No matter your income level, gifting money to your kids can be daunting.
As family wealth transfer expert Howard Sharfman told Wealth-X: “Parents are concerned about making sure that the children have meaningful lives, lives of significance, and they don’t want their financial fortunes to hurt that. They want to help, and that’s a very hard balance.”
How do the wealthy strike that balance?
Self-made billionaires Warren Buffett and Bill Gates have expressed similar philosophies when it comes to passing on their money: They, along with other super-rich individuals, say that their children aren’t inheriting much of their fortunes.
Bill and Melinda Gates are giving their three kids “a minuscule portion” of their estimated US$81 billion, they told the Daily Mail in 2011. “It will mean they have to find their own way,” Bill Gates said at the time.

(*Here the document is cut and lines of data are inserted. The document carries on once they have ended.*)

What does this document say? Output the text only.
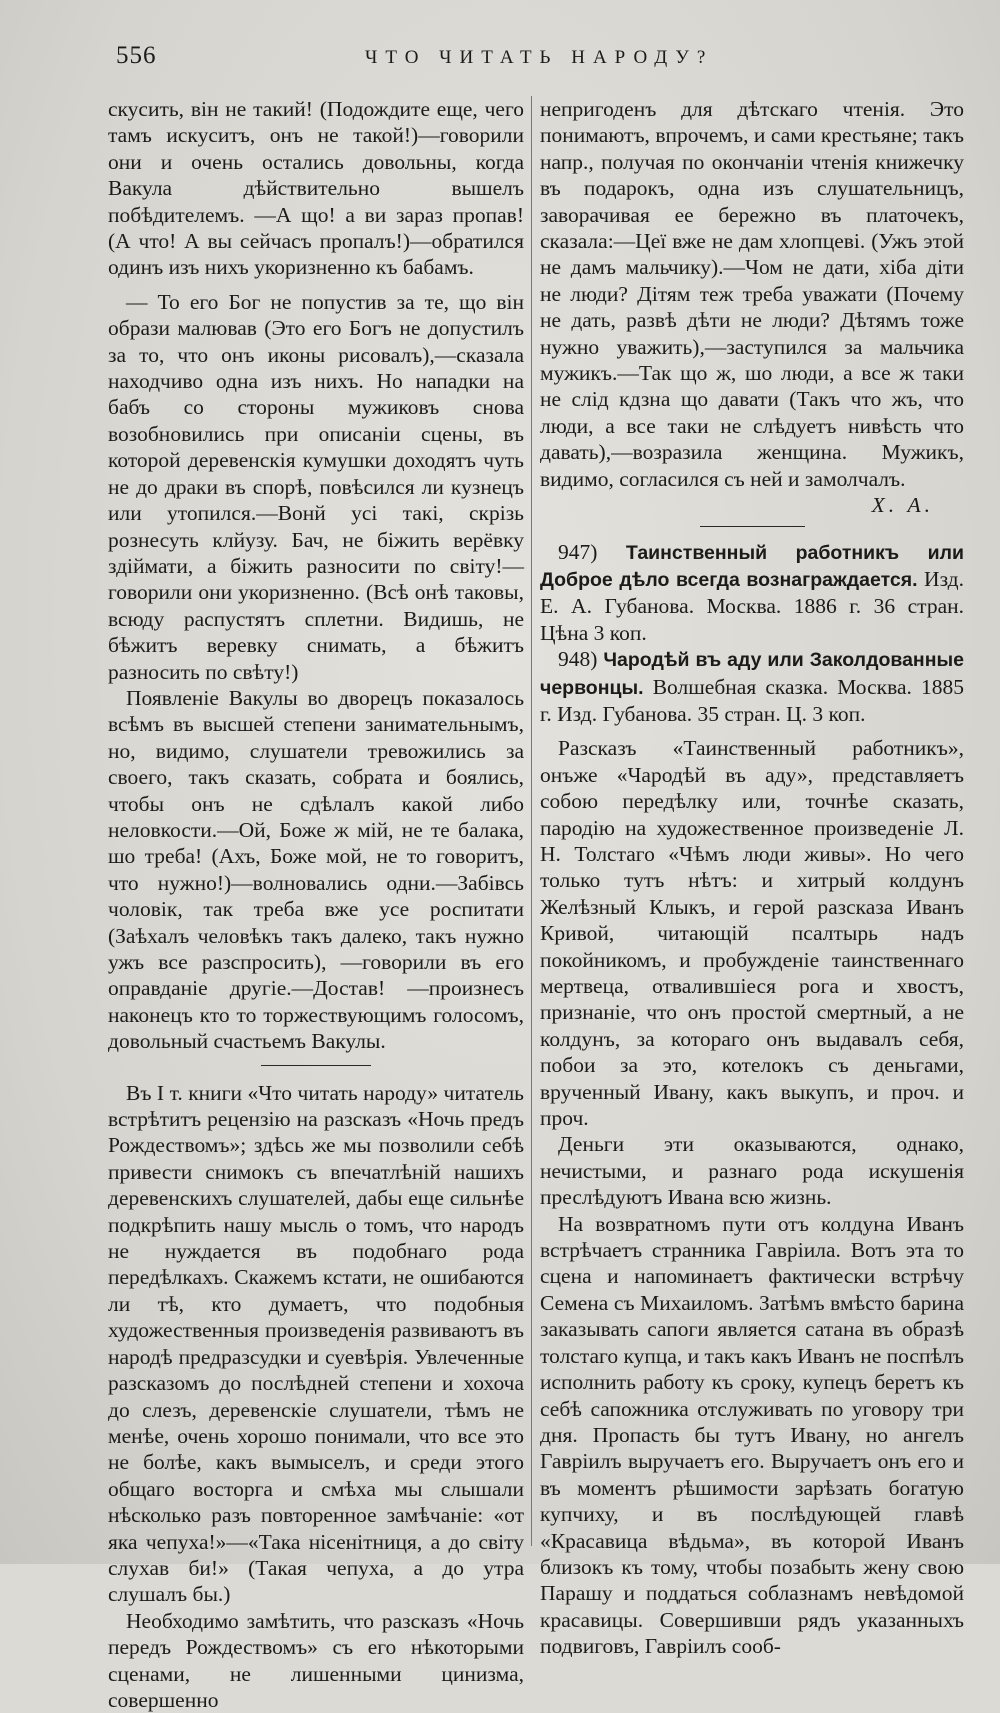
556	ЧТО ЧИТАТЬ НАРОДУ?

скусить, він не такий! (Подождите еще, чего тамъ искуситъ, онъ не такой!)—говорили они и очень остались довольны, когда Вакула дѣйствительно вышелъ побѣдителемъ. —А що! а ви зараз пропав! (А что! А вы сейчасъ пропалъ!)—обратился одинъ изъ нихъ укоризненно къ бабамъ.

— То его Бог не попустив за те, що він образи малював (Это его Богъ не допустилъ за то, что онъ иконы рисовалъ),—сказала находчиво одна изъ нихъ. Но нападки на бабъ со стороны мужиковъ снова возобновились при описаніи сцены, въ которой деревенскія кумушки доходятъ чуть не до драки въ спорѣ, повѣсился ли кузнецъ или утопился.—Вонй усі такі, скрізь рознесуть клйузу. Бач, не біжить верёвку здіймати, а біжить разносити по світу!—говорили они укоризненно. (Всѣ онѣ таковы, всюду распустятъ сплетни. Видишь, не бѣжитъ веревку снимать, а бѣжитъ разносить по свѣту!)

Появленіе Вакулы во дворецъ показалось всѣмъ въ высшей степени занимательнымъ, но, видимо, слушатели тревожились за своего, такъ сказать, собрата и боялись, чтобы онъ не сдѣлалъ какой либо неловкости.—Ой, Боже ж мій, не те балака, шо треба! (Ахъ, Боже мой, не то говоритъ, что нужно!)—волновались одни.—Забівсь чоловік, так треба вже усе роспитати (Заѣхалъ человѣкъ такъ далеко, такъ нужно ужъ все разспросить), —говорили въ его оправданіе другіе.—Достав! —произнесъ наконецъ кто то торжествующимъ голосомъ, довольный счастьемъ Вакулы.

Въ I т. книги «Что читать народу» читатель встрѣтитъ рецензію на разсказъ «Ночь предъ Рождествомъ»; здѣсь же мы позволили себѣ привести снимокъ съ впечатлѣній нашихъ деревенскихъ слушателей, дабы еще сильнѣе подкрѣпить нашу мысль о томъ, что народъ не нуждается въ подобнаго рода передѣлкахъ. Скажемъ кстати, не ошибаются ли тѣ, кто думаетъ, что подобныя художественныя произведенія развиваютъ въ народѣ предразсудки и суевѣрія. Увлеченные разсказомъ до послѣдней степени и хохоча до слезъ, деревенскіе слушатели, тѣмъ не менѣе, очень хорошо понимали, что все это не болѣе, какъ вымыселъ, и среди этого общаго восторга и смѣха мы слышали нѣсколько разъ повторенное замѣчаніе: «от яка чепуха!»—«Така нісенітниця, а до світу слухав би!» (Такая чепуха, а до утра слушалъ бы.)

Необходимо замѣтить, что разсказъ «Ночь передъ Рождествомъ» съ его нѣкоторыми сценами, не лишенными цинизма, совершенно

непригоденъ для дѣтскаго чтенія. Это понимаютъ, впрочемъ, и сами крестьяне; такъ напр., получая по окончаніи чтенія книжечку въ подарокъ, одна изъ слушательницъ, заворачивая ее бережно въ платочекъ, сказала:—Цеї вже не дам хлопцеві. (Ужъ этой не дамъ мальчику).—Чом не дати, хіба діти не люди? Дітям теж треба уважати (Почему не дать, развѣ дѣти не люди? Дѣтямъ тоже нужно уважить),—заступился за мальчика мужикъ.—Так що ж, шо люди, а все ж таки не слід кдзна що давати (Такъ что жъ, что люди, а все таки не слѣдуетъ нивѣсть что давать),—возразила женщина. Мужикъ, видимо, согласился съ ней и замолчалъ.
Х. А.

947) Таинственный работникъ или Доброе дѣло всегда вознаграждается. Изд. Е. А. Губанова. Москва. 1886 г. 36 стран. Цѣна 3 коп.

948) Чародѣй въ аду или Заколдованные червонцы. Волшебная сказка. Москва. 1885 г. Изд. Губанова. 35 стран. Ц. 3 коп.

Разсказъ «Таинственный работникъ», онъже «Чародѣй въ аду», представляетъ собою передѣлку или, точнѣе сказать, пародію на художественное произведеніе Л. Н. Толстаго «Чѣмъ люди живы». Но чего только тутъ нѣтъ: и хитрый колдунъ Желѣзный Клыкъ, и герой разсказа Иванъ Кривой, читающій псалтырь надъ покойникомъ, и пробужденіе таинственнаго мертвеца, отвалившіеся рога и хвостъ, признаніе, что онъ простой смертный, а не колдунъ, за котораго онъ выдавалъ себя, побои за это, котелокъ съ деньгами, врученный Ивану, какъ выкупъ, и проч. и проч.

Деньги эти оказываются, однако, нечистыми, и разнаго рода искушенія преслѣдуютъ Ивана всю жизнь.

На возвратномъ пути отъ колдуна Иванъ встрѣчаетъ странника Гавріила. Вотъ эта то сцена и напоминаетъ фактически встрѣчу Семена съ Михаиломъ. Затѣмъ вмѣсто барина заказывать сапоги является сатана въ образѣ толстаго купца, и такъ какъ Иванъ не поспѣлъ исполнить работу къ сроку, купецъ беретъ къ себѣ сапожника отслуживать по уговору три дня. Пропасть бы тутъ Ивану, но ангелъ Гавріилъ выручаетъ его. Выручаетъ онъ его и въ моментъ рѣшимости зарѣзать богатую купчиху, и въ послѣдующей главѣ «Красавица вѣдьма», въ которой Иванъ близокъ къ тому, чтобы позабыть жену свою Парашу и поддаться соблазнамъ невѣдомой красавицы. Совершивши рядъ указанныхъ подвиговъ, Гавріилъ сооб-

Buffett is also leaving just a fraction of his estimated US$65.4 billion to his children, The Washington Post reported in 2014: “ Buffett’s three kids each have a US$2 billion foundation funded by Dear Old Dad. The rest of his money? Going to charity.”
To be fair, a fraction of Buffett and Gates’ fortunes will still put their kids among the wealthiest individuals, but it doesn’t compare to their parents’ billions.
Buffett, along with the Gateses, created the Giving Pledge in 2010 to encourage more of the super-rich to leave the majority of their wealth to philanthropy. As of 2016, 154 ultra-wealthy people and families from 16 countries have joined the effort, including Richard Branson, Sheryl Sandberg, and David Rockefeller.
As for how much to pass on to your kids, Buffett once offered a good rule of thumb: The perfect amount to leave to your kids, he told Fortune in 1986, is ‘‘enough money so that they would feel they could do anything, but not so much that they could do nothing.’‘
If the Buffett formula doesn’t work for you, there’s always “Shark Tank” investor and self-made millionaire Kevin O’Leary’s more severe approach: “I’m not planning on giving my kids any of my wealth,” he told Chatelaine in 2013.
“They know when their education is over, I’m pushing them out of the nest,” O’Leary said. “You want to prepare your children for launching their own lives. I tell wealthy parents that if they don’t kick their kids out of the house and put them under the stresses of the real world, they will fail to launch.”
Disclosure: CNBC owns the exclusive off-network cable rights to “Shark Tank.”